Gordon Parks bought his first camera when he was living in St Paul in the 1930s. 

Now his photographs exploring Black life are the focus of a new exhibition at the Minneapolis Institute of Art.

"I'm thrilled. This has been four years in the making," said Casey Riley, Chair of Global Contemporary Art at the Minneapolis Institute of Art.

Through his lens, Parks captured some of the most compelling images of the 20th century and the exhibition brings one of his most successful creative collaborations into clearer view.

"It's such a privilege to have this particular series here because it's the first time that all of this material has been shown publicly in this way," said Riley. 

"American Gothic: Gordon Parks and Ella Watson" features nearly 60 photographs Parks took while working as a photography fellow at the Farm Security Administration in racially segregated Washington D.C. in 1942.

Most of the pictures are of Watson, who was a custodian in the building and allowed Parks to photograph various aspects of her life like care, faith, labor and community.

"What I really want people to understand is that she's not just a symbol. She is a human being and Gordon Parks, his incredible gift was to demonstrate the multifaceted nature of this person's life and identity," said Riley.

Museum officials say showcasing Parks' work is particularly meaningful because he developed his interest in photography while he lived in Minnesota.

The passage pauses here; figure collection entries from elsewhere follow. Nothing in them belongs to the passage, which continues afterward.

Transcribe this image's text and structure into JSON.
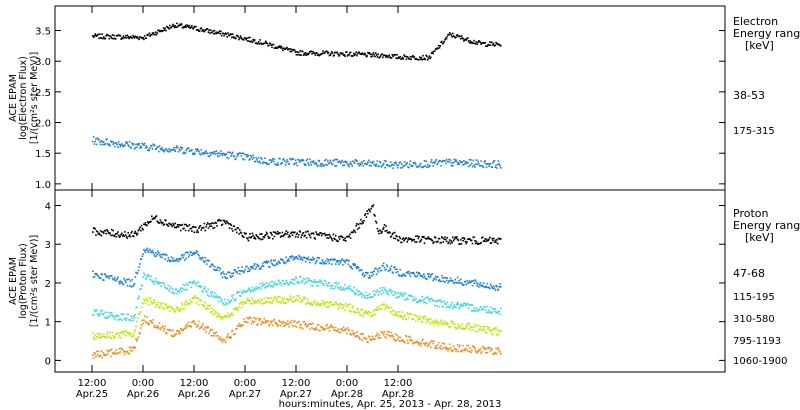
{
  "chart_data": [
    {
      "type": "scatter",
      "panel": "electron",
      "ylabel": [
        "ACE EPAM",
        "log(Electron Flux)",
        "[1/(cm²s ster MeV)]"
      ],
      "ylim": [
        0.9,
        3.9
      ],
      "yticks": [
        "1.0",
        "1.5",
        "2.0",
        "2.5",
        "3.0",
        "3.5"
      ],
      "legend_title": [
        "Electron",
        "Energy ranges",
        "[keV]"
      ],
      "series": [
        {
          "name": "38-53",
          "color": "#000000",
          "x": [
            0.0,
            0.5,
            0.8,
            1.0,
            1.3,
            1.5,
            1.7,
            2.0,
            2.5,
            2.9,
            3.0,
            3.3,
            3.5,
            3.8,
            4.0
          ],
          "y": [
            3.42,
            3.4,
            3.6,
            3.55,
            3.45,
            3.38,
            3.3,
            3.15,
            3.13,
            3.1,
            3.08,
            3.07,
            3.45,
            3.3,
            3.28
          ]
        },
        {
          "name": "175-315",
          "color": "#1e7fd0",
          "x": [
            0.0,
            0.5,
            1.0,
            1.5,
            1.7,
            2.0,
            2.5,
            3.0,
            3.5,
            4.0
          ],
          "y": [
            1.72,
            1.62,
            1.55,
            1.45,
            1.38,
            1.37,
            1.35,
            1.32,
            1.36,
            1.33
          ]
        }
      ]
    },
    {
      "type": "scatter",
      "panel": "proton",
      "ylabel": [
        "ACE EPAM",
        "log(Proton Flux)",
        "[1/(cm²s ster MeV)]"
      ],
      "ylim": [
        -0.3,
        4.4
      ],
      "yticks": [
        "0",
        "1",
        "2",
        "3",
        "4"
      ],
      "legend_title": [
        "Proton",
        "Energy ranges",
        "[keV]"
      ],
      "series": [
        {
          "name": "47-68",
          "color": "#000000",
          "x": [
            0.0,
            0.4,
            0.5,
            0.6,
            0.8,
            1.0,
            1.3,
            1.5,
            2.0,
            2.5,
            2.75,
            2.8,
            2.85,
            3.0,
            3.5,
            4.0
          ],
          "y": [
            3.35,
            3.25,
            3.5,
            3.7,
            3.5,
            3.4,
            3.6,
            3.2,
            3.3,
            3.15,
            4.0,
            3.3,
            3.45,
            3.15,
            3.12,
            3.1
          ]
        },
        {
          "name": "115-195",
          "color": "#1e7fd0",
          "x": [
            0.0,
            0.4,
            0.5,
            0.8,
            1.0,
            1.3,
            1.5,
            2.0,
            2.5,
            2.7,
            2.85,
            3.0,
            3.5,
            4.0
          ],
          "y": [
            2.25,
            2.0,
            2.9,
            2.6,
            2.8,
            2.2,
            2.4,
            2.65,
            2.55,
            2.2,
            2.45,
            2.3,
            2.1,
            1.9
          ]
        },
        {
          "name": "310-580",
          "color": "#3ed8d8",
          "x": [
            0.0,
            0.4,
            0.5,
            0.8,
            1.0,
            1.3,
            1.5,
            2.0,
            2.5,
            2.7,
            2.85,
            3.0,
            3.5,
            4.0
          ],
          "y": [
            1.25,
            1.1,
            2.2,
            1.8,
            2.0,
            1.5,
            1.85,
            2.1,
            1.9,
            1.65,
            1.85,
            1.7,
            1.45,
            1.3
          ]
        },
        {
          "name": "795-1193",
          "color": "#b8e800",
          "x": [
            0.0,
            0.4,
            0.5,
            0.8,
            1.0,
            1.3,
            1.5,
            2.0,
            2.5,
            2.7,
            2.85,
            3.0,
            3.5,
            4.0
          ],
          "y": [
            0.65,
            0.7,
            1.6,
            1.3,
            1.6,
            1.1,
            1.55,
            1.6,
            1.4,
            1.2,
            1.4,
            1.2,
            0.95,
            0.75
          ]
        },
        {
          "name": "1060-1900",
          "color": "#f08a1a",
          "x": [
            0.0,
            0.4,
            0.5,
            0.8,
            1.0,
            1.3,
            1.5,
            2.0,
            2.5,
            2.7,
            2.85,
            3.0,
            3.5,
            4.0
          ],
          "y": [
            0.15,
            0.3,
            1.1,
            0.7,
            1.0,
            0.55,
            1.05,
            0.95,
            0.8,
            0.55,
            0.7,
            0.6,
            0.35,
            0.25
          ]
        }
      ]
    }
  ],
  "x_axis": {
    "xlabel": "hours:minutes, Apr. 25, 2013 - Apr. 28, 2013",
    "ticks": [
      {
        "x": 0.0,
        "time": "12:00",
        "date": "Apr.25"
      },
      {
        "x": 0.5,
        "time": "0:00",
        "date": "Apr.26"
      },
      {
        "x": 1.0,
        "time": "12:00",
        "date": "Apr.26"
      },
      {
        "x": 1.5,
        "time": "0:00",
        "date": "Apr.27"
      },
      {
        "x": 2.0,
        "time": "12:00",
        "date": "Apr.27"
      },
      {
        "x": 2.5,
        "time": "0:00",
        "date": "Apr.28"
      },
      {
        "x": 3.0,
        "time": "12:00",
        "date": "Apr.28"
      }
    ]
  }
}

"It's really special to have this series here because he's a hometown hero for us and there are deep connections. In fact, there are still living relatives of his here in the Twin Cities," said Riley.
Museum officials say the exhibition is more than just a series of snapshots.

It's a window into the world of African Americans before the Civil Rights movement, revealed through works of art."

"It really demonstrates a partnership between two Black federal employees at a pivotal moment in American history. I think the conversation, the visual story that unfolds between them is incredibly compelling and something that deserves our attention," said Riley.

The exhibition opened this past weekend and runs through June 23.